第1章 自己紹介
わたしの名前は、折原野々花。
二十五歳。
夫は、小学校以来の友人だった折原静也。
中学、高校、大学。十年間の交際を経て、ゴールイン。
と言っても、中学、高校はともかく、大学時代は、ラブラブチュッチュして、避妊はしていたけど、することはしていたから、結婚して、何が変わるというと、避妊の必要がなくなり、生でできることくらい。
でも、そこに、一つ目の問題が。
それは、夫の早漏。そう、コンドームをつけていたら、20分程度は、維持できていたのに、生だと、5分以内に発射するのでした。
そして、二つ目の問題。
それは、結婚後、半年で何度も中出ししているのに、妊娠しないこと。
わたしは、気になって、夫と、産科に掛かりました。
そこで、紹介された不妊治療専門の医院に行って、検査を受けました。基礎体温、フーナーテスト、子宮卵管造影検査など。
順次、結果がわかりました。
排卵は問題なし。卵管も問題なし。タイミングを計って、排卵に合わせてセックスをしたり、夫の精子の状態を確認したり、いろいろ検査をしました。

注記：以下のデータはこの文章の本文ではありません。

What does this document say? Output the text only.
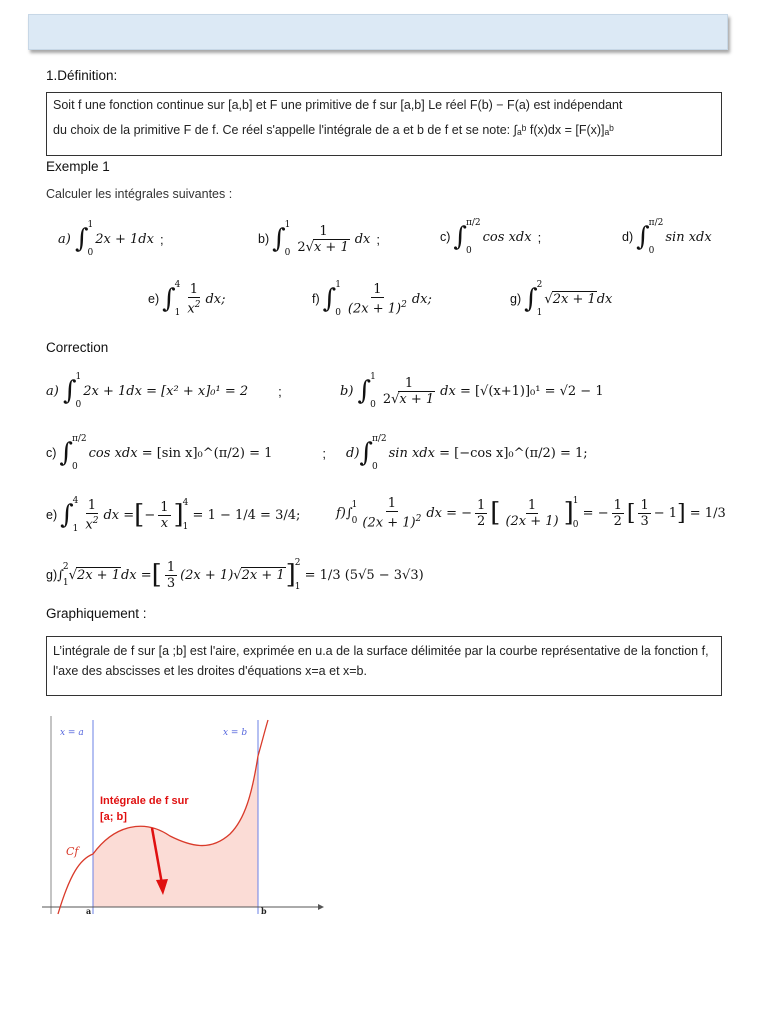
1.Définition:
Soit f une fonction continue sur [a,b] et F une primitive de f sur [a,b] Le réel F(b) − F(a) est indépendant
du choix de la primitive F de f. Ce réel s'appelle l'intégrale de a et b de f et se note: ∫ₐᵇ f(x)dx = [F(x)]ₐᵇ
Exemple 1
Calculer les intégrales suivantes :
a)
∫ 1
0
2x + 1dx ;	b) ∫ 1
$0 \frac{1}{2√x + 1}$ dx ;	c) ∫ π/2
0
cos xdx ;	d) ∫ π/2
0
sin xdx
e) ∫ 4
$1 \frac{1}{x^2}$ dx;	f) ∫ 1
$0 \frac{1}{(2x + 1)^2}$ dx;	g) ∫ 2
1
√2x + 1 dx
Correction
a) ∫ 1
0
2x + 1dx = [x² + x]₀¹ = 2 ;	b) ∫ 1
$0 \frac{1}{2√x + 1}$ dx = [√(x+1)]₀¹ = √2 − 1
c) ∫ π/2
0
cos xdx = [sin x]₀^(π/2) = 1	; d) ∫ π/2
0
sin xdx = [−cos x]₀^(π/2) = 1;
e) ∫ 4
$1 \frac{1}{x^2}$ dx = [ − $\frac{1}{x}$ ] 4
1

= 1 − 1/4 = 3/4;	f)∫
1
$0 \frac{1}{(2x + 1)^2}$ dx = − $\frac{1}{2}$ [ $\frac{1}{(2x + 1)}$ ] 1
0
= − $\frac{1}{2}$ [ $\frac{1}{3} - 1$ ]
= 1/3
g) ∫
2
1
√2x + 1 dx = [ $\frac{1}{3} (2x + 1)$ √ 2x + 1 ] 2
1

= 1/3 (5√5 − 3√3)
Graphiquement :
L’intégrale de f sur [a ;b] est l'aire, exprimée en u.a de la surface délimitée par la courbe représentative de la fonction f, l'axe des abscisses et les droites d'équations x=a et x=b.
x = a	x = b
a	b
Cf
Intégrale de f sur
[a; b]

そして、フーナーテスト。排卵日の頃にセックスをして12時間以内に検査する必要があって、なかなか難しかったけど、何度かチャレンジして、結果が出た。
免疫因子が原因でした。
夫の精子は、別に問題がないのに、わたしの子宮頚管内の粘液を採取して、調べると、精子が。。。
となると、体外受精しかないということに。
「そこまでして子供が必要かな?」
と、夫が言い出しました。そこまでの意味は、たぶん、金銭的なもの。
不妊治療は非常に高額。
支払いするたびに、夫が顔を顰めていました。
夫も入社二年目の平社員。
わたしも入社二年目の平社員。
蓄えなどありません。
「もう、いいじゃない」
と、冷めた夫の声が・・・。
ある夜。仕事が終わって帰宅すると、夫がリビングで電話中。
「できちゃった婚?いいんじゃないか。俺も、独身時代に、中出ししていたら、アイツの不妊に気が付けていたかもしれないから。できたってことは、いいことさ。俺みたいに、結婚してから不妊だとか、最悪だよ。不妊治療って金がかかるんだよ」
と、誰かと話していた。
最悪・・・。その言葉がわたしを打ちのめした。